Dejó los frascos en el suelo, en el rincón en el que Ganza había establecido su base de operaciones.

– Se conocen, ¿verdad? -preguntó O'Dell como si pensara que ésa era la razón de la mala cara de Tully.

– Sí -respondió éste, intentando mantener la calma.

Ganza se limitó a hacerle una leve seña con la cabeza y siguió preparando la cámara de vídeo. En el centro de la habitación, sobre un trípode, había una cámara Will comm ya ensamblada. Varias bolsas de lona, numerosos frascos y cuatro o cinco botes de spray permanecían cuidadosamente alineados el suelo. Apoyada contra la pared había una caja negra. Tully vio que se trataba de la Lumi-Light. Todas las ventanas estaban cubiertas por una especie de celuloide negro claveteado a los marcos de modo que la luz no se filtrara desde el exterior. La bombilla del techo y las del cuarto de baño estaban encendidas, y Tully se preguntó qué habrían usado para tapar la claraboya del baño. Aquello era ridículo.

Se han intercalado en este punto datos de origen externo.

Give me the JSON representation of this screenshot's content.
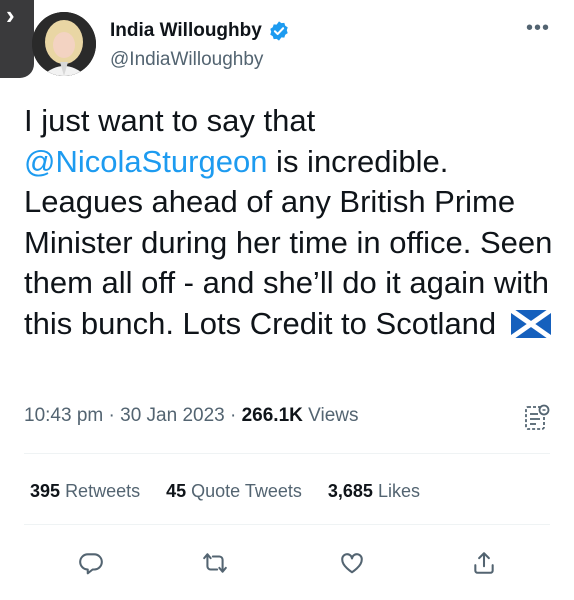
{
  "author": {
    "display_name": "India Willoughby",
    "handle": "@IndiaWilloughby",
    "verified": true
  },
  "tweet": {
    "text_before_mention": "I just want to say that",
    "mention": "@NicolaSturgeon",
    "text_after_mention": " is incredible. Leagues ahead of any British Prime Minister during her time in office. Seen them all off - and she’ll do it again with this bunch. Lots Credit to Scotland"
  },
  "meta": {
    "time": "10:43 pm",
    "date": "30 Jan 2023",
    "separator": "·",
    "views_count": "266.1K",
    "views_label": "Views"
  },
  "stats": {
    "retweets_count": "395",
    "retweets_label": "Retweets",
    "quotes_count": "45",
    "quotes_label": "Quote Tweets",
    "likes_count": "3,685",
    "likes_label": "Likes"
  },
  "icons": {
    "verified": "verified-badge-icon",
    "more": "more-icon",
    "analytics": "analytics-icon",
    "reply": "reply-icon",
    "retweet": "retweet-icon",
    "like": "like-icon",
    "share": "share-icon",
    "flag": "scotland-flag-icon"
  },
  "colors": {
    "accent": "#1d9bf0",
    "text": "#0f1419",
    "secondary": "#536471"
  }
}
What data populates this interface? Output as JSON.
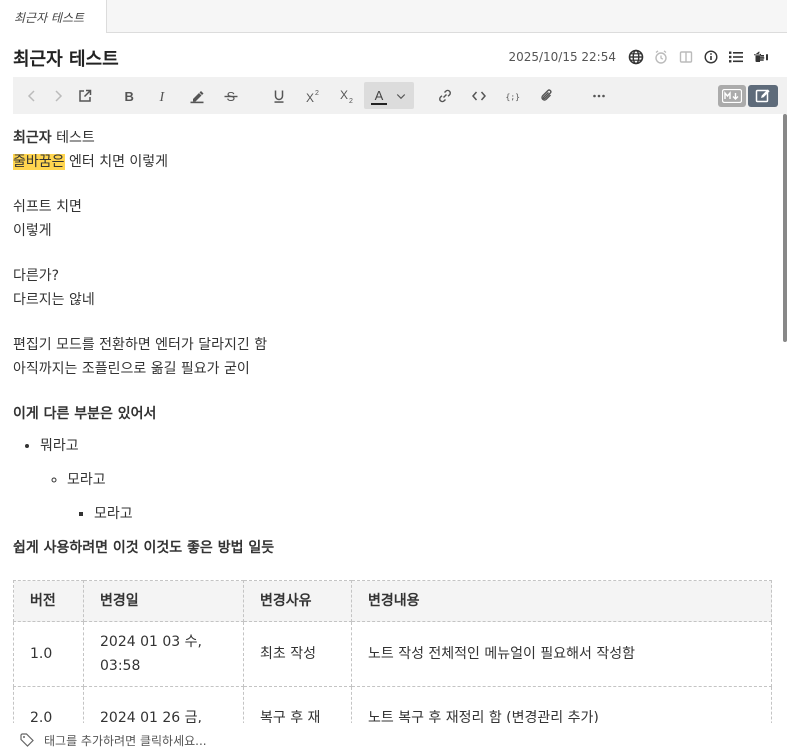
{
  "tab": {
    "label": "최근자 테스트"
  },
  "note": {
    "title": "최근자 테스트",
    "date": "2025/10/15 22:54"
  },
  "toolbar": {
    "color_label": "A"
  },
  "content": {
    "line1_bold": "최근자",
    "line1_rest": " 테스트",
    "line2_hl": "줄바꿈은",
    "line2_rest": " 엔터 치면 이렇게",
    "line3": "쉬프트 치면",
    "line4": "이렇게",
    "line5": "다른가?",
    "line6": "다르지는 않네",
    "line7": "편집기 모드를 전환하면 엔터가 달라지긴 함",
    "line8": "아직까지는 조플린으로 옮길 필요가 굳이",
    "heading1": "이게 다른 부분은 있어서",
    "list": {
      "item1": "뭐라고",
      "item2": "모라고",
      "item3": "모라고"
    },
    "heading2": "쉽게 사용하려면 이것 이것도 좋은 방법 일듯"
  },
  "table": {
    "headers": [
      "버전",
      "변경일",
      "변경사유",
      "변경내용"
    ],
    "rows": [
      [
        "1.0",
        "2024 01 03 수, 03:58",
        "최초 작성",
        "노트 작성 전체적인 메뉴얼이 필요해서 작성함"
      ],
      [
        "2.0",
        "2024 01 26 금,",
        "복구 후 재",
        "노트 복구 후 재정리 함 (변경관리 추가)"
      ]
    ]
  },
  "tags": {
    "placeholder": "태그를 추가하려면 클릭하세요..."
  }
}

La agente O'Dell comenzó a llenar botes de spray con el luminol, usando un embudo y sus manos firmes. No parecía quedar ni rastro de la mujer atribulada, nerviosa y asustadiza que Tully había visto la noche anterior.

– Agente O'Dell, tenemos que hablar.

– Claro, adelante -pero no alzó la mirada hacia él y siguió rellenando los botes.

Ganza no parecía haberse percatado del enfado de Tully, y éste prefería que siguiera siendo así.

– Tenemos que hablar en privado.

O'Dell y Ganza lo miraron. Sin embargo, ninguno dejó lo que tenía entre manos. O'Dell enroscó el tapón pulverizador del bote que acababa de llenar. Tully esperaba que se diera cuenta de su enfado. Esperaba que se mostrara preocupada o, al menos, hasta cierto punto, compungida.

– Cuando se mezcla el luminol, hay que usarlo inmediatamente -le explicó ella, y empezó a llenar otro bote.

– Lo sé -dijo Tully entre dientes.

– Tengo permiso por escrito -continuó ella sin inmutarse-. El luminol es inodoro, y apenas deja restos. Sólo una película de polvillo blanco, cuando se seca. Apenas se nota.